Starfield designer admits Bethesda’s space epic isn’t ‘of the same caliber’ as Fallout and Elder Scrolls because it’s full of procedural generation: ‘The planets are starting to feel very similar’

There’s no way anything – even a game from RPG god Bethesda – will completely live up to the enormous expectations, and so 2023’s space explorer Starfield is no exception in that sense. But, compared to its siblings Fallout and Elder Scrolls, Starfield is only about the size of a mouse of the same endurance. One of its designers thinks procedural generation is to blame.
Game designer Bruce Nesmith, a Dungeons & Dragons icon with credits on video games like Oblivion, Skyrim and Starfield, tells FRVR in a new interview that Starfield’s famous thousands of planets might as well be empty.
“When the planets start to feel very similar and you don’t start to feel the excitement on the planets,” Nesmith says, “that’s where it falls apart for me.”
There are also problems with Starfield’s vast silver setting. Nesmith says, “A lot of the work I did on Starfield was astronomical data,” but space is “inherently boring.” It is literally described as nothingness.
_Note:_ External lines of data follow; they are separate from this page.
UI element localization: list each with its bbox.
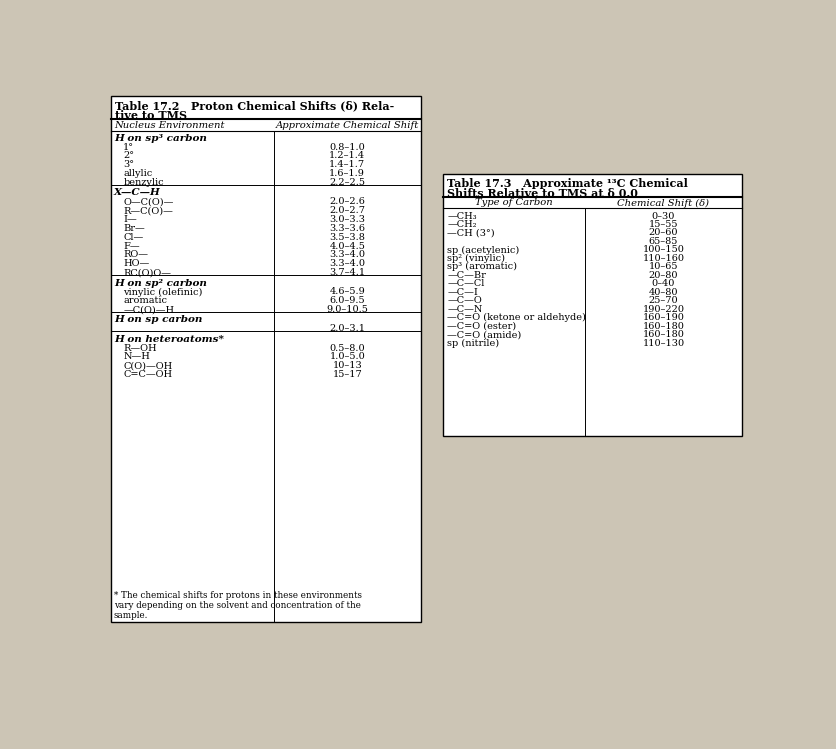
Text: 160–190: 160–190 xyxy=(642,313,684,322)
Text: H on heteroatoms*: H on heteroatoms* xyxy=(114,335,223,344)
Text: RO—: RO— xyxy=(123,250,148,259)
Text: Cl—: Cl— xyxy=(123,233,143,242)
Text: 1°: 1° xyxy=(123,142,134,151)
Text: 3.7–4.1: 3.7–4.1 xyxy=(329,268,364,277)
Text: 160–180: 160–180 xyxy=(642,321,684,330)
Text: I—: I— xyxy=(123,215,137,224)
Text: —C—N: —C—N xyxy=(446,305,482,314)
Text: 3.5–3.8: 3.5–3.8 xyxy=(329,233,364,242)
Text: 4.0–4.5: 4.0–4.5 xyxy=(329,242,364,251)
Text: 20–60: 20–60 xyxy=(648,228,677,237)
Text: 3.3–3.6: 3.3–3.6 xyxy=(329,224,364,233)
Text: 2.0–2.7: 2.0–2.7 xyxy=(329,206,364,215)
Text: Approximate Chemical Shift: Approximate Chemical Shift xyxy=(275,121,418,130)
Text: * The chemical shifts for protons in these environments
vary depending on the so: * The chemical shifts for protons in the… xyxy=(114,591,361,620)
Text: 10–65: 10–65 xyxy=(648,262,677,271)
Text: R—OH: R—OH xyxy=(123,344,156,353)
Text: —C—Cl: —C—Cl xyxy=(446,279,484,288)
Text: H on sp³ carbon: H on sp³ carbon xyxy=(114,134,206,143)
Text: Table 17.2   Proton Chemical Shifts (δ) Rela-: Table 17.2 Proton Chemical Shifts (δ) Re… xyxy=(115,100,394,111)
Text: —C(O)—H: —C(O)—H xyxy=(123,305,174,314)
Text: 190–220: 190–220 xyxy=(642,305,684,314)
Text: —C—O: —C—O xyxy=(446,297,482,306)
Text: RC(O)O—: RC(O)O— xyxy=(123,268,171,277)
Text: 0.8–1.0: 0.8–1.0 xyxy=(329,142,364,151)
Text: —C=O (ketone or aldehyde): —C=O (ketone or aldehyde) xyxy=(446,313,585,322)
Text: sp (acetylenic): sp (acetylenic) xyxy=(446,246,519,255)
Text: —C=O (ester): —C=O (ester) xyxy=(446,321,516,330)
Text: —CH₂: —CH₂ xyxy=(446,220,477,229)
Text: C=C—OH: C=C—OH xyxy=(123,370,172,379)
Text: 1.4–1.7: 1.4–1.7 xyxy=(329,160,364,169)
Text: 110–130: 110–130 xyxy=(641,339,684,348)
Text: sp (nitrile): sp (nitrile) xyxy=(446,339,499,348)
Text: benzylic: benzylic xyxy=(123,178,164,187)
Text: 1.6–1.9: 1.6–1.9 xyxy=(329,169,364,178)
Text: Chemical Shift (δ): Chemical Shift (δ) xyxy=(617,198,709,207)
Text: 65–85: 65–85 xyxy=(648,237,677,246)
Text: 3.3–4.0: 3.3–4.0 xyxy=(329,250,364,259)
Text: 160–180: 160–180 xyxy=(642,330,684,339)
Text: Table 17.3   Approximate ¹³C Chemical: Table 17.3 Approximate ¹³C Chemical xyxy=(446,178,687,189)
Text: 1.2–1.4: 1.2–1.4 xyxy=(329,151,364,160)
Text: 25–70: 25–70 xyxy=(648,297,677,306)
Text: 100–150: 100–150 xyxy=(642,246,684,255)
Text: 0.5–8.0: 0.5–8.0 xyxy=(329,344,364,353)
Text: 0–40: 0–40 xyxy=(651,279,675,288)
Text: Shifts Relative to TMS at δ 0.0: Shifts Relative to TMS at δ 0.0 xyxy=(446,188,637,198)
Text: 3.3–4.0: 3.3–4.0 xyxy=(329,259,364,268)
Text: 2.2–2.5: 2.2–2.5 xyxy=(329,178,364,187)
Text: —C—Br: —C—Br xyxy=(446,271,486,280)
Bar xyxy=(443,174,741,436)
Text: 110–160: 110–160 xyxy=(642,254,684,263)
Text: 2.0–3.1: 2.0–3.1 xyxy=(329,324,364,333)
Text: —CH₃: —CH₃ xyxy=(446,211,477,220)
Text: 15–55: 15–55 xyxy=(648,220,677,229)
Text: F—: F— xyxy=(123,242,140,251)
Text: sp² (vinylic): sp² (vinylic) xyxy=(446,254,505,263)
Text: 1.0–5.0: 1.0–5.0 xyxy=(329,353,364,362)
Text: Type of Carbon: Type of Carbon xyxy=(475,198,553,207)
Text: 2°: 2° xyxy=(123,151,134,160)
Text: O—C(O)—: O—C(O)— xyxy=(123,197,173,206)
Text: 20–80: 20–80 xyxy=(648,271,677,280)
Bar xyxy=(110,96,421,622)
Text: Nucleus Environment: Nucleus Environment xyxy=(115,121,225,130)
Text: 9.0–10.5: 9.0–10.5 xyxy=(326,305,368,314)
Text: 10–13: 10–13 xyxy=(332,361,362,370)
Text: 6.0–9.5: 6.0–9.5 xyxy=(329,297,364,306)
Text: H on sp² carbon: H on sp² carbon xyxy=(114,279,206,288)
Text: 2.0–2.6: 2.0–2.6 xyxy=(329,197,364,206)
Text: 3.0–3.3: 3.0–3.3 xyxy=(329,215,364,224)
Text: R—C(O)—: R—C(O)— xyxy=(123,206,173,215)
Text: —CH (3°): —CH (3°) xyxy=(446,228,494,237)
Text: X—C—H: X—C—H xyxy=(114,189,161,198)
Text: HO—: HO— xyxy=(123,259,150,268)
Text: H on sp carbon: H on sp carbon xyxy=(114,315,202,324)
Text: aromatic: aromatic xyxy=(123,297,167,306)
Text: Br—: Br— xyxy=(123,224,145,233)
Text: N—H: N—H xyxy=(123,353,150,362)
Text: vinylic (olefinic): vinylic (olefinic) xyxy=(123,288,202,297)
Text: C(O)—OH: C(O)—OH xyxy=(123,361,172,370)
Text: 40–80: 40–80 xyxy=(648,288,677,297)
Text: —C=O (amide): —C=O (amide) xyxy=(446,330,521,339)
Text: allylic: allylic xyxy=(123,169,152,178)
Text: 15–17: 15–17 xyxy=(332,370,362,379)
Text: —C—I: —C—I xyxy=(446,288,477,297)
Text: 4.6–5.9: 4.6–5.9 xyxy=(329,288,364,297)
Text: sp³ (aromatic): sp³ (aromatic) xyxy=(446,262,517,271)
Text: 0–30: 0–30 xyxy=(651,211,675,220)
Text: tive to TMS: tive to TMS xyxy=(115,110,186,121)
Text: 3°: 3° xyxy=(123,160,134,169)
This feeling of inertia is why Nesmith “leans toward procedural generation” and why Starfield hasn’t matched something like the 2006 game Oblivion in becoming a definitive Bethesda RPG, but that doesn’t make it unpopular either. Right now, Oblivion Remastered has, for its age, an impressive 1,500 concurrent players according to SteamDB, while Starfield has a reasonable 2,900.
“If the same game hadn’t been published by Bethesda, it would have been received differently,” notes Nesmith. “I don’t think it’s of the same caliber as the other two, you know, Fallout or Skyrim, or Elder Scrolls, but I think it’s a good game.”
Two years later, Bethesda responded to players’ hopes and said it was improving Starfield’s space travel: “Part of the team focused on space gameplay to make travel more rewarding.”